Unfair by Malcolm Todd

We met at the End of the World Fair and decided to die together. Amidst the dodgems and the whirling teacups, with candyfloss in our hair, I fell in love when there was no time left. He was tall and fair, with eyes like the deep green sea and a laugh like the crash of breaking waves on a summer holiday. I thought he worked there at first, because he was helping a wee lassie who had got lost at the coconut shy, but he was just being kind.

“Not many folk would bother to help a kiddy find her ma this night of all nights,” I said to him, and he shrugged, all breezy.

“Have you lost your ma?” he asked me. “Shall I find her for ye?”

But it wasn’t my mother I wanted then, it was him, and more time.

We rode the ghost train, which didn’t seem scary any more, and talked about things we had done with our lives. Not much, in my case. He’d travelled a bit, been to sea in a peagreen boat, working his passage round the Med.

“But I got a bit homesick, to tell the truth, and I came home again.”

“To find your ma?”

He laughed, and said I was being unfair. We were already easy enough to tease each other.

We rode the Hellraiser roller-coaster, and talked about what we would have done, if we had more time ahead of us.

“I’d have joined the army,” I told him. He looked surprised.

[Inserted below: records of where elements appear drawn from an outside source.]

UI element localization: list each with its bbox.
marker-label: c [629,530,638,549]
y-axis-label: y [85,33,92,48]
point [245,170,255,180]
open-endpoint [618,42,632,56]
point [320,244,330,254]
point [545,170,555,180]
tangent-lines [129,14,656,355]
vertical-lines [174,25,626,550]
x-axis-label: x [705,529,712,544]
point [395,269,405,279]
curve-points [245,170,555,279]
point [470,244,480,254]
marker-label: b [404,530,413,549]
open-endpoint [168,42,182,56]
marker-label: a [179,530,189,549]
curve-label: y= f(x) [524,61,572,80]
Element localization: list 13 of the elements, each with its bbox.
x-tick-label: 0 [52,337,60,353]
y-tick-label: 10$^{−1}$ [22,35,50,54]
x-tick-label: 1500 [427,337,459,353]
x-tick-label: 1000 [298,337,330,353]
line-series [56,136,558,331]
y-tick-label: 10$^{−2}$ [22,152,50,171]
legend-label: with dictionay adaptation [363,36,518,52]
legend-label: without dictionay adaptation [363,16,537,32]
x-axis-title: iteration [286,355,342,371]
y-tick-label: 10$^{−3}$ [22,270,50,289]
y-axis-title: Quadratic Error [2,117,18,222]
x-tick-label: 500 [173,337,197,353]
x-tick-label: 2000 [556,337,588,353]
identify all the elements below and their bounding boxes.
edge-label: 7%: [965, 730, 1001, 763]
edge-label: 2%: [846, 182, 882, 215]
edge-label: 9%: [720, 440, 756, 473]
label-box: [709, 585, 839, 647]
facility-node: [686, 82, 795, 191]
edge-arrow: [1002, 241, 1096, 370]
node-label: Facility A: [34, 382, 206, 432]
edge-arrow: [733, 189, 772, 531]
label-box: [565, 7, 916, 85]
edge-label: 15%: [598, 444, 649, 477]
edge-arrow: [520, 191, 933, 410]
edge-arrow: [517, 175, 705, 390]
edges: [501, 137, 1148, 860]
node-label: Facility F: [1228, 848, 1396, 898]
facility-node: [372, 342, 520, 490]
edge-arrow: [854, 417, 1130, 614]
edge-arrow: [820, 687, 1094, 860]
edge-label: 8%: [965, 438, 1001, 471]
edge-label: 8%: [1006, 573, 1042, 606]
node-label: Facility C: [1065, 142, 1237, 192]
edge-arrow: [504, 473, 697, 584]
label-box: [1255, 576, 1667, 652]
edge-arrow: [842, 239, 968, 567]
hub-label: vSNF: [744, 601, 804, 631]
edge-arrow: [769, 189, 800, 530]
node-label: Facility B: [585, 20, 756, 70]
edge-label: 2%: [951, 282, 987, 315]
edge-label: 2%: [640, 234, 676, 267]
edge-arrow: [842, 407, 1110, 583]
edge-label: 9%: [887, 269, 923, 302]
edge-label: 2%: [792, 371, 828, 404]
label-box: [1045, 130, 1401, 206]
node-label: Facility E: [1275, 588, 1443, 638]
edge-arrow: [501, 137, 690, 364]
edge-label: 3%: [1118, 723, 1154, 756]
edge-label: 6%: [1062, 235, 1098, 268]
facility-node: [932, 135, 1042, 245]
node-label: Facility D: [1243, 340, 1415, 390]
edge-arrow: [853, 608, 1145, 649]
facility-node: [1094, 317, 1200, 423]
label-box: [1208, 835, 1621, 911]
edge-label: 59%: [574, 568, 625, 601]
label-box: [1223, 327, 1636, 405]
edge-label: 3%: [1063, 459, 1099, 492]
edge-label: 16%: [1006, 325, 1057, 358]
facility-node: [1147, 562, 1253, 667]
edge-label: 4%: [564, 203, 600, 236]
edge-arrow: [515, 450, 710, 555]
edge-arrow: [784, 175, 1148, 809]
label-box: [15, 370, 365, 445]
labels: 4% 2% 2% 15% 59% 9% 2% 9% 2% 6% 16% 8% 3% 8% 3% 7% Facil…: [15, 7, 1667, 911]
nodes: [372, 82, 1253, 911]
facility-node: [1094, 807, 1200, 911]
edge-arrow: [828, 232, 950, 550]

“You – you know there was no way to fight them, don’t you? I mean if I thought we could, I’d … but we’ve barely got rockets to go to the moon, and they’re running through the galaxy blowing up suns …”

“I know, I know!” As if I might think he was a coward! “I didn’t want to fight anyone, let alone those … I just wanted to help people. Only way I could think of seeing the world, and I thought I’d dig wells and build hospitals in disaster zones and one day I’d tell my bairns all about it.”

He squeezed me tight, and for a little while we were quiet, just watched the lights of the Big Wheel swinging up into the night and back down again.

We climbed the helter-skelter, though the queue was massive long. There were marshals on the stair since all those suicide jumpers on the first day. But most folk that night were like us, just wanting to get up high, to see the sky, see if the horizon was burning yet, and then ride the mats down.

“D’ye think we’ll know when it happens?” I asked him, holding tight to his arm, as if we had known each other for ever.

He was silent at first, then sort of sighed, and pointed, east towards the Firth. A line of green fire was spitting at the clouds, and we felt the first tugs of the wind.